Biogaz et digestat, à votre service
Le biogaz peut être utilisé de différentes manières. Sa combustion génère de la chaleur mais la chaleur verte n’est pas économiquement soutenue en Wallonie. Ce type de valorisation est donc financièrement peu intéressant.
Du coup, les installations wallonnes optent le plus souvent pour une cogénération, c’est-à-dire une production d’électricité avec un système de récupération de la chaleur. Cette énergie permet d’une part d’assurer l’autonomie du processus de biométhanisation, et d’autre part d’alimenter diverses installations. Dans le cas d’une ferme, elle peut servir au séchage de bois ou de foin. La part restante des énergies est perdue ou revendue. En effet, l’énergie électrique est réinjectable sur le réseau. Ce verdissement est, lui, économiquement soutenu par l’attribution de certificats verts.
Enfin, le digestat, dernier produit de la biométhanisation, a une grande valeur agronomique. Il peut se substituer aux produits fertilisants de synthèse onéreux et énergivores à la production. Un échange peut alors intéresser les agriculteurs : ils amènent leurs résidus organiques et reçoivent en contrepartie du digestat.

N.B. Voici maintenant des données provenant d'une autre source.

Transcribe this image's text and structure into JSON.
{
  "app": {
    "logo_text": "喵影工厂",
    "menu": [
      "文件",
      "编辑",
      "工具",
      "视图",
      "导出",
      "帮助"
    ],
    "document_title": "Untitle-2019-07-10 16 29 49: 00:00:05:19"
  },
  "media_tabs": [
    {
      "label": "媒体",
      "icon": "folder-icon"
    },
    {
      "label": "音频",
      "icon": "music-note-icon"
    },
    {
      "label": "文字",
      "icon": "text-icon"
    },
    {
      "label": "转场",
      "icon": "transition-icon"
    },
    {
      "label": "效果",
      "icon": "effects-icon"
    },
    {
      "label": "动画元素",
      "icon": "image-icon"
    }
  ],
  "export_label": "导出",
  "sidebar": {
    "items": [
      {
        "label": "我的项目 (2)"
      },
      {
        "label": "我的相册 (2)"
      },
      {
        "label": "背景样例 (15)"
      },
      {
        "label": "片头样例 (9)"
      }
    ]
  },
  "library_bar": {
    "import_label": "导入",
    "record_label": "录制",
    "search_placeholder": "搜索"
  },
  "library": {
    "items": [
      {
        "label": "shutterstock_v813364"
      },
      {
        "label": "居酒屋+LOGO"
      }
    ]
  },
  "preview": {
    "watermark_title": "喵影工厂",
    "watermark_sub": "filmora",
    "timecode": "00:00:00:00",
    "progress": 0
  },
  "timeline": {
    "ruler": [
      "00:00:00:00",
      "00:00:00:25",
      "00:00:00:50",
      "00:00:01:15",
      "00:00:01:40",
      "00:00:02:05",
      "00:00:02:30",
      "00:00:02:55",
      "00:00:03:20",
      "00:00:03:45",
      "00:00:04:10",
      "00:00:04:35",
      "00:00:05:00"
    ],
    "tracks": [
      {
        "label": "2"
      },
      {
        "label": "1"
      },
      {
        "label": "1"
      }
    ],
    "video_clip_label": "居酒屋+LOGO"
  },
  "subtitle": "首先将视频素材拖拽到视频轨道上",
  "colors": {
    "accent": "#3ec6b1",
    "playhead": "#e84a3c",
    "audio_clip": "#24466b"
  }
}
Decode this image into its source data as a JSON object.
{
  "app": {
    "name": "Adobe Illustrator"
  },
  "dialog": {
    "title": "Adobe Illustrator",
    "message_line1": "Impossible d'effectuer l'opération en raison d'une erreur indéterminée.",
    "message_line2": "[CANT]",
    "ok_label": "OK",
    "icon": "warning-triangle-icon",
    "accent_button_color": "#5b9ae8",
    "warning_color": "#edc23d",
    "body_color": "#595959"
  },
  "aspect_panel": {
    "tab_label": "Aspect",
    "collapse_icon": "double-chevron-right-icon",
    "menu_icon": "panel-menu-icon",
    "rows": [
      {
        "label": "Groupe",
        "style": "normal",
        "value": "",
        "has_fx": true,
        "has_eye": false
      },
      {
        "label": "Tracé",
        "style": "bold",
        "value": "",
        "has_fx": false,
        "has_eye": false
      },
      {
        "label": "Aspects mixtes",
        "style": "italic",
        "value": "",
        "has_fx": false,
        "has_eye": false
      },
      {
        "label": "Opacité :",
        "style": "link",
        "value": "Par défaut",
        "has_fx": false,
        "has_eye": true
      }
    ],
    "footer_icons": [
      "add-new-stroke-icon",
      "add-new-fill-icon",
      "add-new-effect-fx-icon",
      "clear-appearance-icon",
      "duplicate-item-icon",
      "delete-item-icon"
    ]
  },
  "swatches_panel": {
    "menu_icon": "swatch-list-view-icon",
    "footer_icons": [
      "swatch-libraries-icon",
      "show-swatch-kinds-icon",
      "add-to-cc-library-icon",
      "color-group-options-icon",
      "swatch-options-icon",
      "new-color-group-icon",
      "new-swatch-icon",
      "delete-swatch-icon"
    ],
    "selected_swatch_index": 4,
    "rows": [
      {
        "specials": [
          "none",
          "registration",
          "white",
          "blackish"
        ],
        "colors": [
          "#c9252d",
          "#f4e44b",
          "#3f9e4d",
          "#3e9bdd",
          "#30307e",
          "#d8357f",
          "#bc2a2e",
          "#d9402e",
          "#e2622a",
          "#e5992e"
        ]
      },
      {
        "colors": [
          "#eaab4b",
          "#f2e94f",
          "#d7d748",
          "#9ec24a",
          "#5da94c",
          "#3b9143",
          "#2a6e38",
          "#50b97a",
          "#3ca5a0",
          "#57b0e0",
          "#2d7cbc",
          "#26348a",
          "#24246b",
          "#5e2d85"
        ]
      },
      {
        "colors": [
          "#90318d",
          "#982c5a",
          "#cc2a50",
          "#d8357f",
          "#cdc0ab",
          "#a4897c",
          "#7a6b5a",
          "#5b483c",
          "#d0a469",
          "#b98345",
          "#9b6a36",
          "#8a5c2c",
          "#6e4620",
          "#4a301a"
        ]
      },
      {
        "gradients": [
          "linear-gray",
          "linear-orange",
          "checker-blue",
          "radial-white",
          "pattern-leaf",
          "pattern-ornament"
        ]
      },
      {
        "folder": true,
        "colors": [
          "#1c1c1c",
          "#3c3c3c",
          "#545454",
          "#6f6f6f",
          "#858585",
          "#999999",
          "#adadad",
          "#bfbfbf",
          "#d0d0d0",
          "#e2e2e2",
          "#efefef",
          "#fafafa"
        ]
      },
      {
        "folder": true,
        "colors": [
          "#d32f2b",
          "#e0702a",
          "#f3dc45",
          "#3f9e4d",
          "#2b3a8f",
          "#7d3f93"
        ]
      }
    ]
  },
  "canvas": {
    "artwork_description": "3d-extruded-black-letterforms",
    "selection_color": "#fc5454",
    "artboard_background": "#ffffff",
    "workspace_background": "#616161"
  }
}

LA BIOMETHANISATION EN IMAGES
Outre cette production directe et concrète, Cécile Heneffe, cheffe de projet Biométhanisation pour l’asbl ValBiom, explique que soutenir ce secteur, c’est aussi rendre service au sol, à la recherche, à l’innovation et à l’emploi wallon. En fonction de sa taille et de son activité, une unité de biométhanisation nécessite un à cinq travailleurs. "En plus des emplois directs, ce sont des emplois indirects et locaux qui vont être maintenus ou créés. Il y a de l'entretien, de la matière organique à acheminer et parfois des contractualisations avec d'autres agriculteurs. Des écosystèmes peuvent se créer autour des unités", insiste Cécile Heneffe avec un certain enthousiasme. "Pour les fermiers, ce sont des sources potentielles de revenus directs ou indirects. Soit, ils sont payés pour de l’épandage ou du transport de matières. Soit, sans participer financièrement au projet, ils obtiennent des garanties de revenus en contractualisant certaines matières avec une unité." Des revenus qui ne seront donc plus dépendants des prix internationaux, comme ceux liés au froment ou au sucre.
Limites physiques et technologiques
Petit pays densément peuplé, la Belgique ne peut certainement pas compter uniquement sur le biogaz pour couvrir l’entièreté de sa consommation de gaz actuelle. Consacrer l’entièreté des sols agricoles à la production de ce biogaz ne permettrait pas d’assouvir notre consommation. La biométhanisation ne pourra pas relever à elle seule le défi de la neutralité carbone. C’est une piste intéressante qui doit faire partie d’un ensemble de solutions.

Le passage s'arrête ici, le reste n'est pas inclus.